Bas van Gijzen von Laurenz Weinbar im Interview

Nachgefragt bei Bas van Gijzen | Laurenz Weinbar in Mainz

Wie bist Du zum Wein gekommen & was fasziniert Dich bis heute daran?

Zum Wein bin ich durch meinen Vater gekommen. Wein gehörte bei uns zu Hause schon immer dazu. Gemeinsam mit meinem Vater und meinem Patenonkel habe ich früh begonnen, Weinreisen – vor allem durch Deutschland und Österreich – zu unternehmen. So ist aus der Neugier schnell eine echte Leidenschaft geworden.

Bis heute fasziniert mich, wie vielseitig das Thema Wein ist. Es verbindet Kultur, Tradition, Geologie und Geografie – und man lernt nie aus. Ständig entdeckt man neue Anbaugebiete, Winzer oder Weinstile. Genau das macht Wein für mich so spannend.

Welcher Wein oder welches Weinerlebnis ist Dir prägend in Erinnerung geblieben? Warum?

Das sind wirklich viele. Aber eine der schönsten Erinnerungen war letztes Jahr im Zeltinger Hof. Wir waren mit ein paar Freunden dort essen, haben viele schöne, gereifte Moselaner getrunken und wie immer kam zum Schluss noch kurz der Wirt an unseren Tisch, um zu fragen, wie unser Abend war. An unseren leeren Flaschen sah er, dass wir eine Runde von Weinbegeisterten waren, und sagte: „Ich hab noch was für euch.” Er schenkte uns einen Wein blind ein. Wir lagen natürlich alle komplett daneben. Es war ein trockener Wein aus dem Jahr 1942. Leider war das Etikett fast komplett verschimmelt, sodass wir das Weingut nicht mehr herausfinden konnten. Das war für mich ein sehr prägender Moment, weil es der älteste Weißwein war, den ich je getrunken habe, und er noch unglaublich frisch war. Bei solchen alten Weinen überlegt man sich immer, was seitdem alles in der Welt passiert ist und wie unglaublich es ist, diesen Wein nach so vielen Jahren genießen zu dürfen.

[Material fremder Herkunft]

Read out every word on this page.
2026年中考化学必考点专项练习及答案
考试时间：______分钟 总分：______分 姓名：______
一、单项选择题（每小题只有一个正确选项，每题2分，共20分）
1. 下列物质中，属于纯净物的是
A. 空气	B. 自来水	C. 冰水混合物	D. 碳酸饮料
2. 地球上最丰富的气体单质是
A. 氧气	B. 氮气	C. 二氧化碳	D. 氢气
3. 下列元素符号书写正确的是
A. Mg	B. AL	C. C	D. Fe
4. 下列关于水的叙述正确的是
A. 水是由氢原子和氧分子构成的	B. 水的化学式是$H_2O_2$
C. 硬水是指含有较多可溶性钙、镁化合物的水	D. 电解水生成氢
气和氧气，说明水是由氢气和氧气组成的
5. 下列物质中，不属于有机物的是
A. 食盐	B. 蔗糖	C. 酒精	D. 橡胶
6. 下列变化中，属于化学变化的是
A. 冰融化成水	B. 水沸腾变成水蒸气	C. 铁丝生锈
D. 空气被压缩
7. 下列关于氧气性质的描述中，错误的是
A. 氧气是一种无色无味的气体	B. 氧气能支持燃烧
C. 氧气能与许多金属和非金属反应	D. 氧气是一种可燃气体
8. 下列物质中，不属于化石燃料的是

Welcher Wein steht ganz oben auf Deiner Bucket List?

Beide eher unrealistisch aber vielleicht hat man irgendwann Glück 😊 1982er Haut Brion oder einen Wein von Henri Jayer.

Was trinkst Du gerne, wenn Du keinen Wein trinkst?

Am liebsten Bier. Außerdem trinke ich sehr gerne guten Kaffee.

Wo ist Dein liebster Urlaubsort und warum?

Am liebsten reise ich in Weinregionen. Dort stehen Genuss, gutes Essen und Gastfreundschaft im Mittelpunkt – das gefällt mir besonders. Piemont hat mich zuletzt sehr begeistert: großartige Weine, fantastische Küche und eine wunderschöne Landschaft. Auch die Südsteiermark gehört für mich zu den schönsten Weinregionen Europas und ist immer eine Reise wert.

Wo findest Du den Gegenpol zu Deinem Job im Alltag?

Ich liebe meinen Beruf und widme ihm viel Energie und Zeit – aber gerade deshalb ist es wichtig, auch bewusst abzuschalten. Das gelingt mir am besten beim Sport oder wenn ich Zeit mit Freunden verbringe, wir gemeinsam essen und ein gutes Glas Wein genießen. Ebenso liebe ich es, mich mit Freunden zu treffen, die mit der Weinwelt nichts zu tun haben und mich aus dieser Bubble holen, um erfrischend andere Themen und Perspektiven auszutauschen.

Wen würdest Du gerne mal auf ein Glas Wein treffen? Warum?

Am liebsten würde ich meinen Urgroßvater auf ein Glas Wein treffen. Er hat die Weinleidenschaft in unserer Familie begründet und war für seine Zeit ein außergewöhnlich großer Weinliebhaber. Ich habe ihn leider nie kennengelernt, aber seine Geschichten haben mich immer fasziniert. Mit ihm über Wein zu sprechen, wäre für mich etwas ganz Besonderes.